Three Men in Boat Transporting Bananas to the City Markets, Panama


This photograph depicting a scene in Panama is from the Frank and Frances Carpenter Collection at the Library of Congress. Frank G. Carpenter (1855–1924) was an American writer of books on travel and world geography, whose works helped to popularize cultural anthropology and geography in the United States in the early years of the 20th century. Consisting of photographs taken and gathered by Carpenter and his daughter Frances (1890–1972) to illustrate his writings, the collection includes an estimated 16,800 photographs and 7,000 glass and film negatives.
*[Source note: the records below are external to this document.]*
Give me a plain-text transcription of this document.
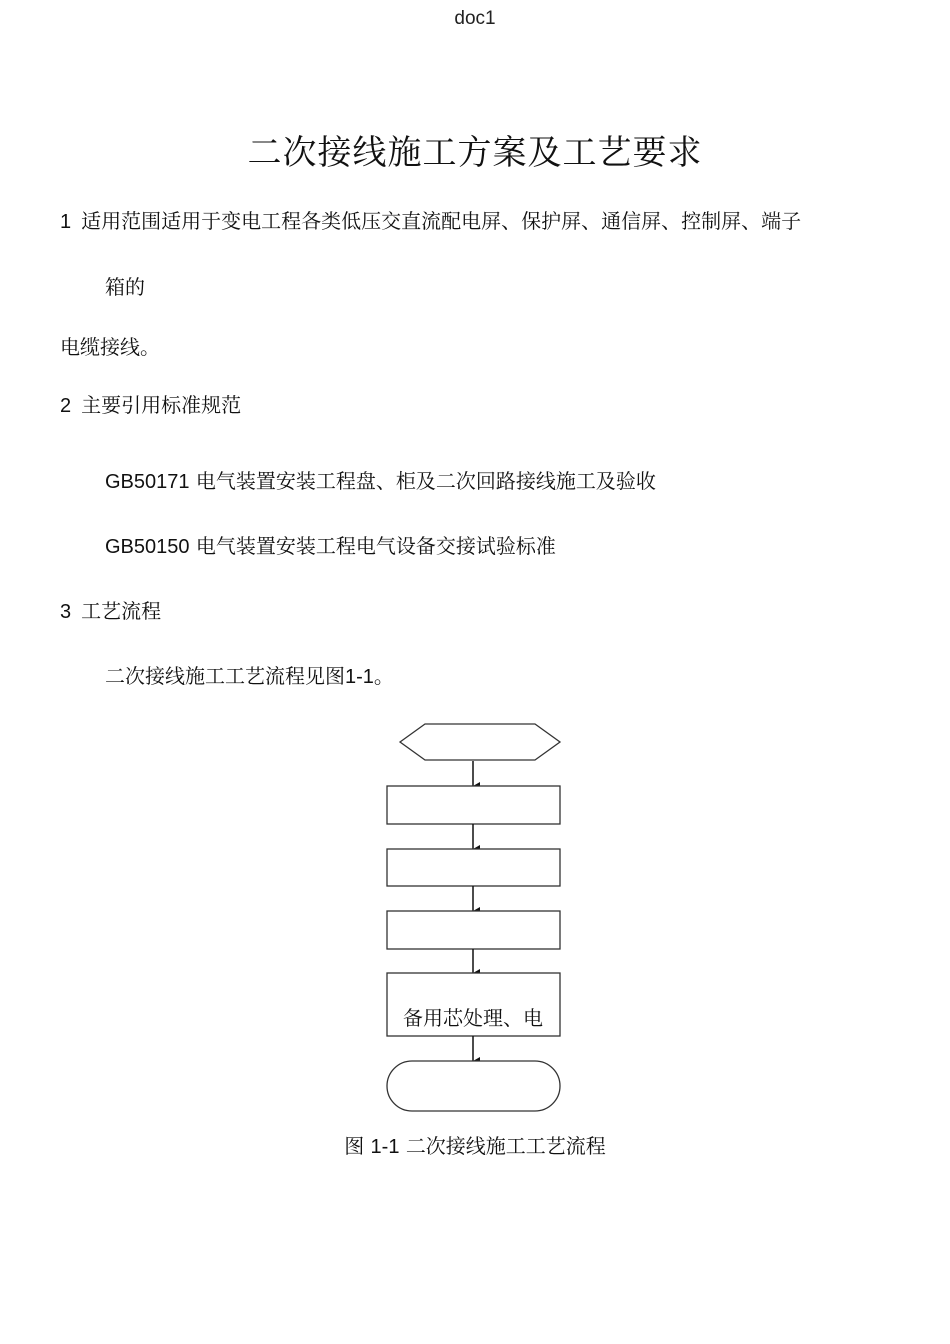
doc1
二次接线施工方案及工艺要求
1 适用范围适用于变电工程各类低压交直流配电屏、保护屏、通信屏、控制屏、端子
箱的
电缆接线。
2 主要引用标准规范
GB50171 电气装置安装工程盘、柜及二次回路接线施工及验收
GB50150 电气装置安装工程电气设备交接试验标准
3 工艺流程
二次接线施工工艺流程见图1-1。
备用芯处理、电
图 1-1 二次接线施工工艺流程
The photograph appeared in Land of the Caribbean (1925), part of Carpenter's World Travels series, with the caption: “Probably the cheapest and most plentiful food in Panama is the banana, which is brought down the stream in native dugouts to the city markets at each end of the Canal.” The text explained that bananas were Panama’s most important product, “exploited largely by the United Fruit Company, which has extensive plantations in the province of Boca de Toro. Rubber, coffee, and coconuts are commercially important also, as well as sugar and tobacco. On the Pacific coast, Panama has thousands of acres of savannas, or rich grass lands, and the Chiriquí province, much of which is three thousand feet above sea level, is noted for its fine grazing regions.”